# Tell me what you think...



## Denuch (Dec 8, 2011)

Ok so I finally came up with this plan tell me what you think about it. Its 3' x 8',used scarm for the design. N scale. If any of you guys has any tweaks feel free!!  Thanx


----------



## Brakeman Jake (Mar 8, 2009)

Nice...I like that it's not full of tracks,so you have enough space for scenery wich I like personally.However,if I was you,I'd design some way to turn trains around.Otherwise...a nice and simple plan,I do like it.


----------



## Denuch (Dec 8, 2011)

Brakeman Jake said:


> Nice...I like that it's not full of tracks,so you have enough space for scenery wich I like personally.However,if I was you,I'd design some way to turn trains around.Otherwise...a nice and simple plan,I do like it.
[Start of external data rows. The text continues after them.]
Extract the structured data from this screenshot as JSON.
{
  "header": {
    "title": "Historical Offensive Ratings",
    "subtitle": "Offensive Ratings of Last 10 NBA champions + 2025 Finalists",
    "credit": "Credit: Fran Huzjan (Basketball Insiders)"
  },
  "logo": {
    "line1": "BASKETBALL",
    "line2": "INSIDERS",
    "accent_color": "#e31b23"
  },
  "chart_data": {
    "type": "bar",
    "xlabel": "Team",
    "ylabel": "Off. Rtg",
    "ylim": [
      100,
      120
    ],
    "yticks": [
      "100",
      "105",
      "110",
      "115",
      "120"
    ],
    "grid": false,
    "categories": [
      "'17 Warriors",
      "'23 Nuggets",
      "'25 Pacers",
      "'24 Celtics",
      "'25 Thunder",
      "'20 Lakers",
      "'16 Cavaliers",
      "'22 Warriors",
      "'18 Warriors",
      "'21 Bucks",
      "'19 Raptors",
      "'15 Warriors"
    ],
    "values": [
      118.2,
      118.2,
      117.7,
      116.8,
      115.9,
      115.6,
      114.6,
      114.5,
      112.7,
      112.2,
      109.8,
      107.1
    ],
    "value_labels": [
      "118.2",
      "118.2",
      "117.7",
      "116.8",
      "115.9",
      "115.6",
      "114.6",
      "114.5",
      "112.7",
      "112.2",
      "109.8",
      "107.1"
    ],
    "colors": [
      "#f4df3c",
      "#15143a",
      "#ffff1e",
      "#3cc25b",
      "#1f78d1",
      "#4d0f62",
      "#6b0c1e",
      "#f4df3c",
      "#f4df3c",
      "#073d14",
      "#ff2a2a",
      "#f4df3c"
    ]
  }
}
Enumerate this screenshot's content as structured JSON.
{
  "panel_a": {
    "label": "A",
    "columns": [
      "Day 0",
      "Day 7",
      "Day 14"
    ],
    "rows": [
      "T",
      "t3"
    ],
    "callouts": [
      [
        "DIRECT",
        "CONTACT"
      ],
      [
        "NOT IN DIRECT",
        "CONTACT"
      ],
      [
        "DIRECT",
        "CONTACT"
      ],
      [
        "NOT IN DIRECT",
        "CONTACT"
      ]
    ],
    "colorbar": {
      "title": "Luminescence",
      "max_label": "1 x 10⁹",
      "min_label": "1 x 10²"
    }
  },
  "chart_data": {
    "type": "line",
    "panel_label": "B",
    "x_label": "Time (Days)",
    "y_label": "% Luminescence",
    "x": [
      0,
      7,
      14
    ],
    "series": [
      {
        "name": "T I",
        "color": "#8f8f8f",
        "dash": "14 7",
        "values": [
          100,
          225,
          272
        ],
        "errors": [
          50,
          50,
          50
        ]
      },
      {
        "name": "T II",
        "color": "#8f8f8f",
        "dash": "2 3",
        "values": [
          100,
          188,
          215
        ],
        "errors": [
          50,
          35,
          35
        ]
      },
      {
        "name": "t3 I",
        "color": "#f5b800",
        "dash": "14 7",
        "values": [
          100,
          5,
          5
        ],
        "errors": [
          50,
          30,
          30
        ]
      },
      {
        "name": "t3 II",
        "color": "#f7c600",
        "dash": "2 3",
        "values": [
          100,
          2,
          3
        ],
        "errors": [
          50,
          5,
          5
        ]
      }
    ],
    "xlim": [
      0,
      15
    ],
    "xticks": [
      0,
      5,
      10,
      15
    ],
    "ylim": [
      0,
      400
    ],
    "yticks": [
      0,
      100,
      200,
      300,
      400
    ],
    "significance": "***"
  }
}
Thanks Jake. I will do that definatley.


----------



## NIMT (Jan 6, 2011)

I second the :thumbsup:, also with the reverse loop too!


----------



## Denuch (Dec 8, 2011)

*Early present*

Well I went out today with a friend and he bought me a turntable(half price). Now iI just got to wait for my auction I won on E-bay to come(early next week and I'll be layin track.:thumbsup::thumbsup:


----------



## mwpeber (Dec 5, 2011)

If you add a double mainline on the right side, maybe just a couple feet of track and 2 switches, you could run 2 trains at once (inner and outer loop).


----------